Une entreprise se doit de faire vivre ses valeurs. Ainsi, le groupe Schmidt préfère au mot valeur celui d’engagement, et a défini cinq engagements que sont : le bonheur du consommateur, le respect et l’honnêteté, la proximité, la satisfaction du travail accompli, et la volonté d’être convaincant. De fait, le groupe place la notion de plaisir au centre de ses engagements, cherchant avant tout à ce que ses collaborateurs s’épanouissent dans leur travail. Rocher, quant à lui, met un point d’honneur à agir selon ses valeurs : 96% de leur papier est issu de forêts gérées durablement et leur fondation a permis la plantation de 65 millions d’arbres. Le groupe est ainsi persuadé que s’il peut fédérer comme il le fait, c’est en grande partie grâce à ses valeurs, qu’il met en action concrètement.

Les valeurs concernent généralement le bien-être des collaborateurs, des salariés et des consommateurs ; la relation client se base sur ces valeurs qui rendent la marque reconnaissable auprès des consommateurs. Le système des valeurs est renforcé par des évaluations internes, qui permettent de déterminer la fidélité de chaque collaborateur à ces engagements. Ces dernières deviennent ainsi un véritable guide pour les dirigeants, les bases sur lesquelles sont prises les décisions.

La responsabilité sociétale des entreprises (RSE) est un enjeu de taille sur le marché et peut permettre aux dirigeants d’avoir une direction à suivre

La responsabilité sociétale des entreprises est le fait pour une entreprise de suivre les principes du développement durable ; ce principe est toutefois encore peu connu parmi les dirigeants d’entreprises. En effet, seuls 16% des dirigeants affirment avoir connaissance de cette notion et près de deux tiers des dirigeants de PME et TPE ignorent de quoi il s’agit. Ce chiffre s’inverse toutefois dans les grandes entreprises de plus de cent salariés, où 82% des dirigeants connaissent la RSE. Le concept, encore flou, est rarement désigné comme tel dans la charte et la stratégie de communication des entreprises ; la RSE est malgré cela souvent présente au sein des grandes entreprises, de par les nombreuses obligations légales qui les forcent à se pencher sur le sujet du développement durable et de l’engagement sociétal.

Chez Biocoop, la responsabilité sociétale des entreprises fait partie de l’ADN même de la marque. Elle passe entre autres par l’augmentation des salaires, la question environnementale à travers leur emphase sur le bio, et la prise en compte de l’avis des salariés sur leur politique.

Malgré tout, il est rare de trouver un responsable et un service dédiés au RSE dans les entreprises, alors que la responsabilité sociétale des entreprises est un enjeu majeur : à l’avenir, elle pourrait devenir décisive dans le choix des consommateurs. Les prémisses de cette tendance sont déjà présentes : la préoccupation grandissante des clients au sujet de l’origine des produits qu’ils achètent en est l’exemple. Un autre avantage conséquent pour les entreprises pratiquant le RSE est qu’elles se rendent ainsi plus attractives auprès des jeunes talents, les salariés se sentant de plus en plus concernés par ces questions.


Des salariés fiers de leur entreprise seront plus motivés et amélioreront leur productivité

Les salariés peuvent devenir les ambassadeurs d’une marque, c’est pourquoi il est essentiel qu’ils soient fiers de travailler pour une entreprise.

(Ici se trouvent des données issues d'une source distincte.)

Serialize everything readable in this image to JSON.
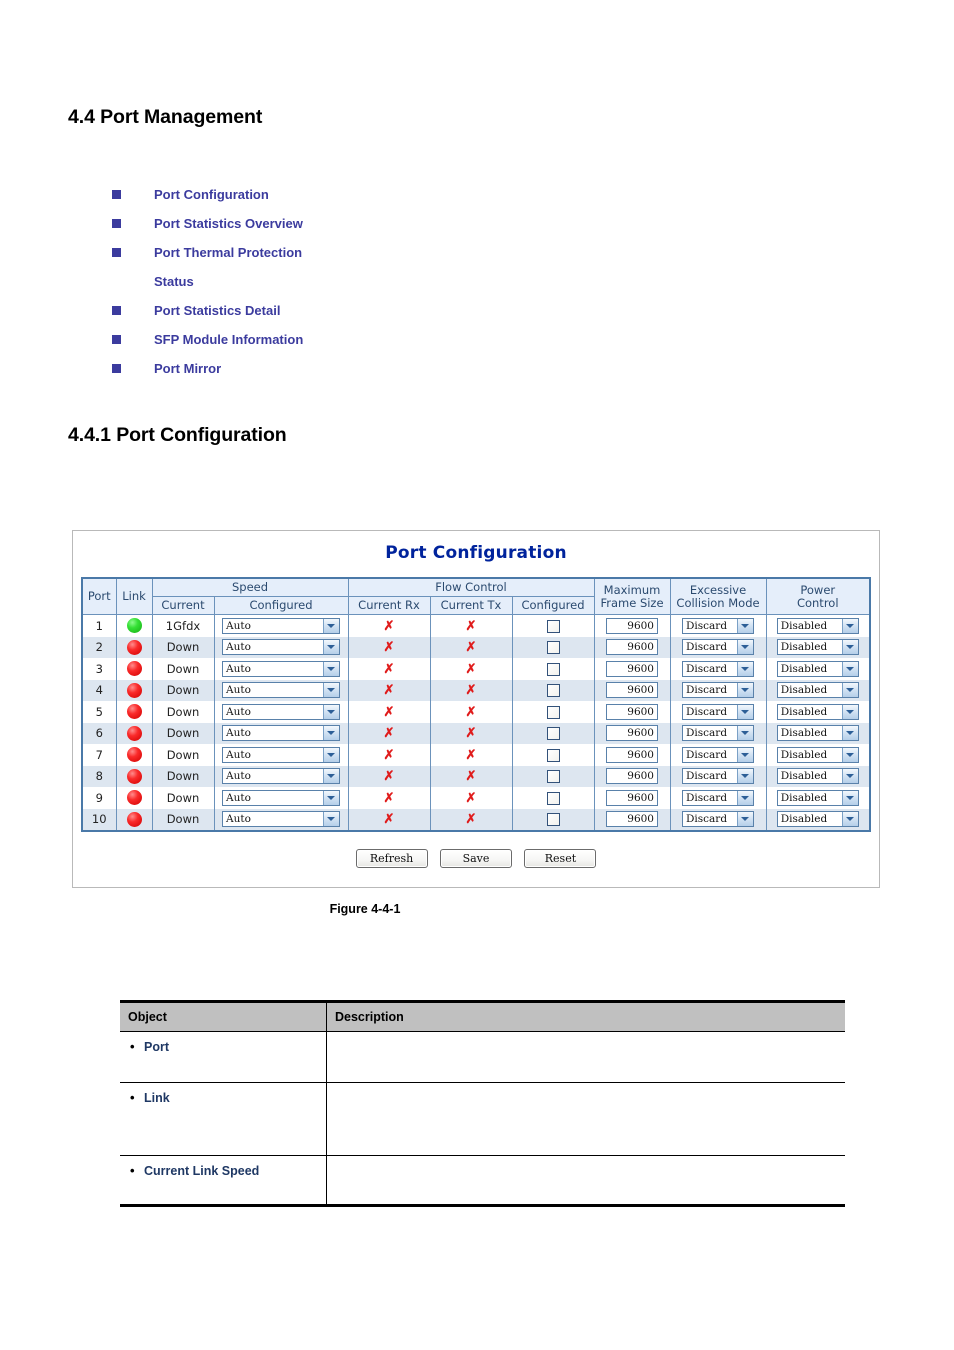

C’est ce sur quoi travaille le groupe Rocher avec son programme en trois étapes — découverte, expérimentation et promotion — qui permet de découvrir toutes les facettes du groupe lors d’évènements, tels que les World Brand Events. Ces initiatives poussent les salariés à s’approprier la marque et les valeurs de l’entreprise et à les promouvoir auprès de leur entourage. Ces réactions qui peuvent également passer par la reconnaissance des valeurs de l’entreprise, auxquelles le salarié s’identifiera lui donneront l’impression de faire partie d’une grande communauté, au service d’un objectif commun. Aussi, les rencontres entre collaborateurs, lors de “speed networking” par exemple, favorisent les échanges.

Le modèle de la coopérative est également un bon moyen d’intégrer chaque salarié à la vie de l’entreprise. Ce système, utilisé notamment par Biocoop, permet de rassembler divers groupes aux intérêts divergents, mais dont le but est commun. Ces groupes décident ensemble de mesures qui, tout en prenant en compte les intérêts de chacun, vont faire avancer l’entreprise sans perdre de vue ses valeurs, un mode de fonctionnement permettant d’instaurer un équilibre sociétal tout en apaisant les possibles tensions. De plus, tenir les salariés informés de tout ce qu’il se passe au sein de l’entreprise permet de donner du sens à ce qu’ils font : c’est un facteur motivant important qui en plus de favoriser une politique de transparence a une influence positive sur l’image de l’entreprise.

L’innovation ouverte est un procédé novateur et un facteur de fort développement pour les entreprises et pour les marques

Les nouvelles tendances marketing font des clients les leviers de l’innovation ; c’est par eux que se fait le développement de l’entreprise, d’autant que le contact direct avec la clientèle est facilité par le développement rapide d’Internet et des réseaux sociaux ; ceux-ci permettent aux marques de créer une relation de proximité avec les consommateurs et de se faire une idée plus claire de leurs attentes.

Le crowdsourcing est aussi un moyen de se rapprocher du client : c’est le fait de confier une tâche auparavant effectuée par un salarié à des personnes externes à l’entreprise, via un appel ouvert. Ce procédé force l’entreprise à ouvrir ses ressources et informations à un plus grand nombre : la rapidité de production prime donc sur la propriété de ces ressources. L’avantage de ce mode de production est que l’amélioration des produits se fait bien plus rapidement et efficacement via le feedback continuel des consommateurs.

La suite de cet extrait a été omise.